Die Klasse ist immer noch aufgewühlt wegen Charlie und dem Auftritt von Stöckendorf Senior. Von beiden fehlt weiterhin jede Spur. Und als abends das Meeting im Gemeinschaftsraum beginnt, kann Niederlage, der kurz vor Beginn ohne ein weiteres Wort wieder aufgetaucht ist, nicht Neues berichten.

„Was mich ein bisschen wundert“, wispert Annika, „ist, dass die Stöckendorfs sofort wussten, wo sie hin mussten. Papa Stöckendorf ist in unser Meeting in Döpfners Büro geplatzt, nachdem sein Sohn nirgends zu finden war. Und danach sind er und Trophy-Wife Adelind schnurstracks ins Untergeschoss gestampft. Warum kennt er sich im Altbau aus?“

„Er ist im Beirat, glaub ich“, flüstert Sina, „vielleicht bekommen die regelmäßig Baupläne oder so…“

„Fünf D-dinge habe ich auf meiner Liste“, sagt Niederlage:

„Erstens: Chris, Becca und Ana haben eine w-wirklich herausfordernde Woche hinter sich. Ich würde mir w-wünschen, das ihr das g-gleich mit der Klasse t-teil. 

Zweitens: Ch-charlie. Er ist noch a-aufzufinden und e-es gibt Gerüchte, d-das er etwas mit dem Verschwinden von Stöckendorf J-junior zu t-tun hat. Dazu gibt es aber k-keine neuen N-nachrichten.

Drittens und viertens: W-wir verabschieden am F-freitag zwei S-schüler*innen aus unserer Klasse. R-roswitha b-bekommen ihr Abschlussz-zeugnis… (Ein Raunen geht durch die Klasse. Roswitha nickt wohlwollend gechillt). 

Viertens: Wir mü-müssen uns von A-annika verabschieden.
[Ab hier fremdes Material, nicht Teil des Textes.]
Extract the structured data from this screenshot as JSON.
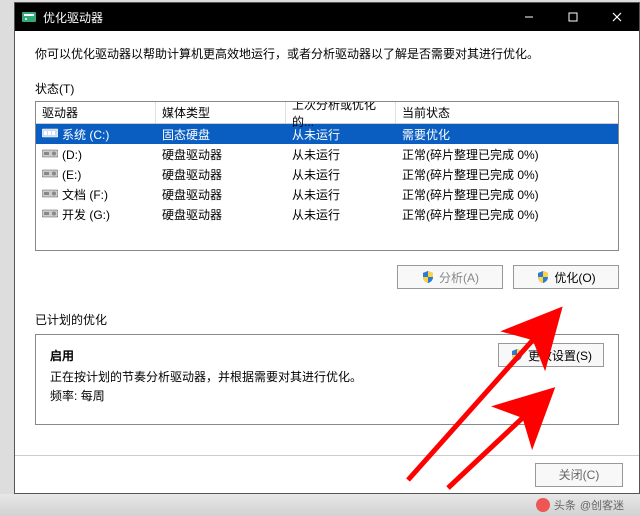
{
  "window": {
    "title": "优化驱动器"
  },
  "description": "你可以优化驱动器以帮助计算机更高效地运行，或者分析驱动器以了解是否需要对其进行优化。",
  "status_label": "状态(T)",
  "columns": {
    "drive": "驱动器",
    "media": "媒体类型",
    "last": "上次分析或优化的...",
    "current": "当前状态"
  },
  "rows": [
    {
      "icon": "ssd",
      "name": "系统 (C:)",
      "media": "固态硬盘",
      "last": "从未运行",
      "current": "需要优化",
      "selected": true
    },
    {
      "icon": "hdd",
      "name": "(D:)",
      "media": "硬盘驱动器",
      "last": "从未运行",
      "current": "正常(碎片整理已完成 0%)",
      "selected": false
    },
    {
      "icon": "hdd",
      "name": "(E:)",
      "media": "硬盘驱动器",
      "last": "从未运行",
      "current": "正常(碎片整理已完成 0%)",
      "selected": false
    },
    {
      "icon": "hdd",
      "name": "文档 (F:)",
      "media": "硬盘驱动器",
      "last": "从未运行",
      "current": "正常(碎片整理已完成 0%)",
      "selected": false
    },
    {
      "icon": "hdd",
      "name": "开发 (G:)",
      "media": "硬盘驱动器",
      "last": "从未运行",
      "current": "正常(碎片整理已完成 0%)",
      "selected": false
    }
  ],
  "buttons": {
    "analyze": "分析(A)",
    "optimize": "优化(O)",
    "change": "更改设置(S)",
    "close": "关闭(C)"
  },
  "schedule": {
    "section_label": "已计划的优化",
    "heading": "启用",
    "line1": "正在按计划的节奏分析驱动器，并根据需要对其进行优化。",
    "freq_label": "频率:",
    "freq_value": "每周"
  },
  "watermark": {
    "prefix": "头条",
    "author": "@创客迷"
  }
}
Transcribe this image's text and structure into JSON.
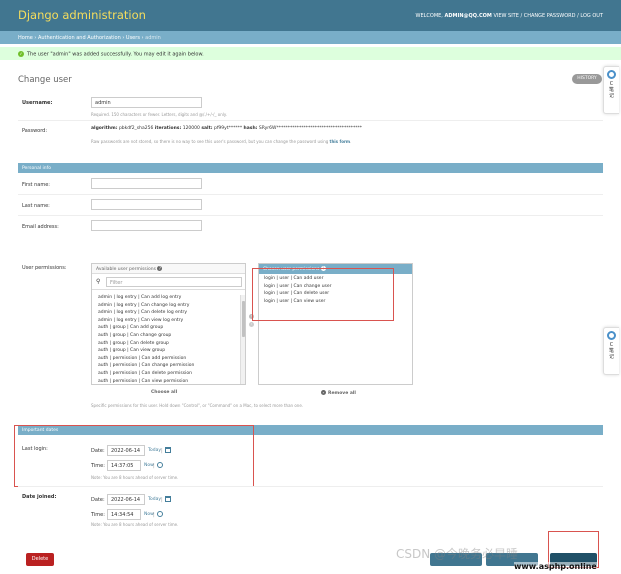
{
  "header": {
    "brand": "Django administration",
    "welcome": "WELCOME,",
    "user": "ADMIN@QQ.COM",
    "view_site": "VIEW SITE",
    "change_password": "CHANGE PASSWORD",
    "logout": "LOG OUT",
    "sep": "/"
  },
  "breadcrumbs": {
    "home": "Home",
    "app": "Authentication and Authorization",
    "model": "Users",
    "current": "admin",
    "sep": "›"
  },
  "message": "The user \"admin\" was added successfully. You may edit it again below.",
  "page": {
    "title": "Change user",
    "history": "HISTORY"
  },
  "side_widget": {
    "letter": "C",
    "text1": "笔",
    "text2": "记"
  },
  "username": {
    "label": "Username:",
    "value": "admin",
    "help": "Required. 150 characters or fewer. Letters, digits and @/./+/-/_ only."
  },
  "password": {
    "label": "Password:",
    "algorithm_label": "algorithm:",
    "algorithm": "pbkdf2_sha256",
    "iterations_label": "iterations:",
    "iterations": "120000",
    "salt_label": "salt:",
    "salt": "pf99yt******",
    "hash_label": "hash:",
    "hash": "SRyr6W**************************************",
    "help": "Raw passwords are not stored, so there is no way to see this user's password, but you can change the password using",
    "help_link": "this form",
    "help_end": "."
  },
  "personal": {
    "title": "Personal info",
    "first_name": "First name:",
    "last_name": "Last name:",
    "email": "Email address:"
  },
  "permissions": {
    "label": "User permissions:",
    "available_title": "Available user permissions",
    "chosen_title": "Chosen user permissions",
    "filter_placeholder": "Filter",
    "available": [
      "admin | log entry | Can add log entry",
      "admin | log entry | Can change log entry",
      "admin | log entry | Can delete log entry",
      "admin | log entry | Can view log entry",
      "auth | group | Can add group",
      "auth | group | Can change group",
      "auth | group | Can delete group",
      "auth | group | Can view group",
      "auth | permission | Can add permission",
      "auth | permission | Can change permission",
      "auth | permission | Can delete permission",
      "auth | permission | Can view permission"
    ],
    "chosen": [
      "login | user | Can add user",
      "login | user | Can change user",
      "login | user | Can delete user",
      "login | user | Can view user"
    ],
    "choose_all": "Choose all",
    "remove_all": "Remove all",
    "help": "Specific permissions for this user. Hold down \"Control\", or \"Command\" on a Mac, to select more than one."
  },
  "dates": {
    "title": "Important dates",
    "last_login": "Last login:",
    "date_joined": "Date joined:",
    "date_label": "Date:",
    "time_label": "Time:",
    "today": "Today",
    "now": "Now",
    "sep": "|",
    "last_login_date": "2022-06-14",
    "last_login_time": "14:37:05",
    "date_joined_date": "2022-06-14",
    "date_joined_time": "14:34:54",
    "note": "Note: You are 8 hours ahead of server time."
  },
  "buttons": {
    "delete": "Delete"
  },
  "watermark": "CSDN @今晚务必早睡",
  "site": "www.asphp.online"
}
Annika, das schmerzt mich ganz besonders (‚Holla!, denkt Sina, kein Stotterer!‘) und es p-passiert ohne meine Zustimmung!“

Dann geht er zu Annika, flüstert leise mit ihr, und umarmt sie. 

‚Das kommt von Herzen, denkt Sina. ‚Von beiden.‘ Man kann es nicht nur fühlen. Es reicht, sie anzuschauen.
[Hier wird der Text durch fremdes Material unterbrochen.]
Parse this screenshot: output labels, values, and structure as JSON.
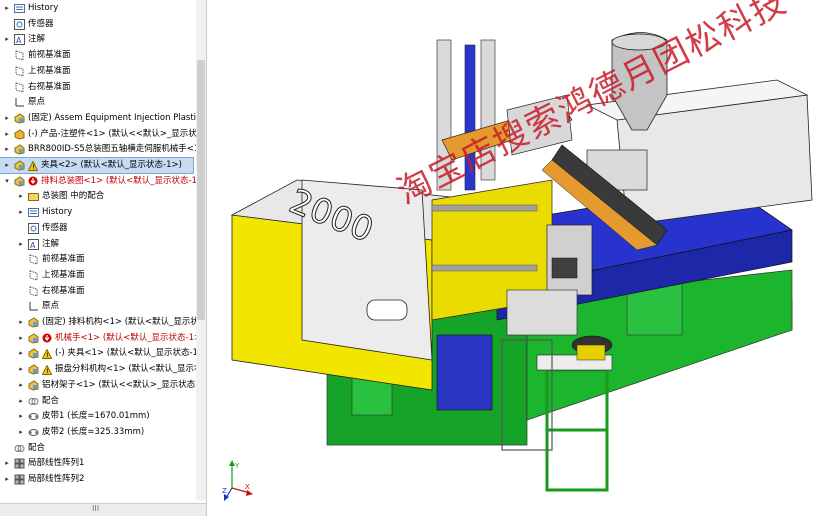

In der Klasse hat sich die Nachricht bereits rumgesprochen. Noch während Annika und Dr. Sieg sich umarmen, gibt es einen warmen, lang anhaltenden Applaus.
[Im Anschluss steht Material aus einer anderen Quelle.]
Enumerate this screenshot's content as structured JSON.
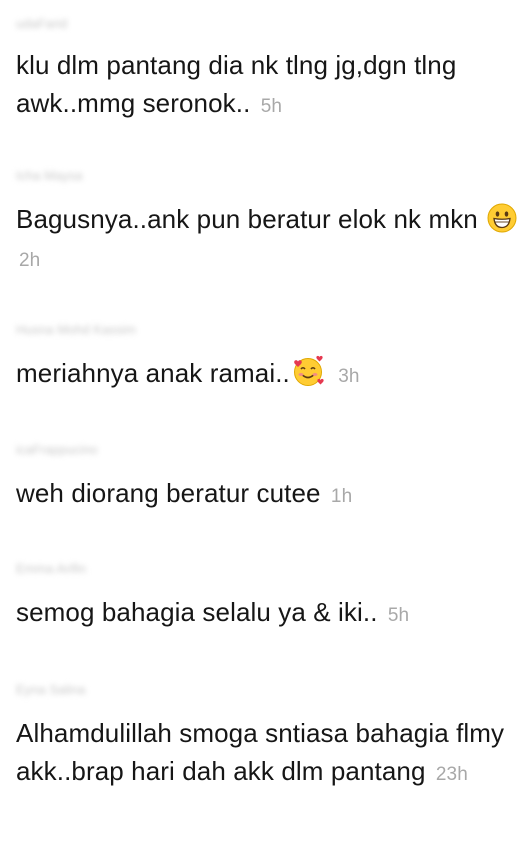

Rico steht auf. „Fuck the system!“ brüllt er. Die Fünfer-Gang und alle seine Zimmergenossen stimmen ein: „Fuck the system!“ 

„Können wir nichts tun?“, ruft Sina. „Herr Dr. Sieg! Sie haben doch gute Connections zu einer gewissen Weihnachtshexe! Die kann doch bestimmt was tun! Der Stifter hat mir persönlich gesagt, dass er und Beffaná sich seit langer Zeit kennen!“ 

„Hat er das?“ Niederlage ist ehrlich erstaunt.

‚Aber nicht aus Unglauben, denkt Sina. ‚Niederlage weiß es auch. Er ist nur erstaunt, dass der Stifter es mir erzählt hat.‘

„Können sie sie nicht fragen?“ ruft Sina. „Wir haben noch fünf Tage Zeit!“

Niederlage lächelt.

„Fünftens“, sagt er. „Das, was Sina sagt. Wir müssen etwas tun. Bis morgen früh, erste Stunde, Spezialgeschichte, versuche ich Beffaná zu finden. Aber vorher sollten wir trotzdem drei Kerzen anzünden und Chris, Ana und Becca nicht vergessen. Ihr hattet eine wirklich beschissene Woche, Leute! Das war nicht okay. 

Und, Betül, könntest du nach dem Meeting noch kurz bleiben? Ich müsste mein Fahrrad reparieren.“ 

‚Nicht gestottert‘, denkt Sina, und gibt Annika und Betül einen Daumen hoch.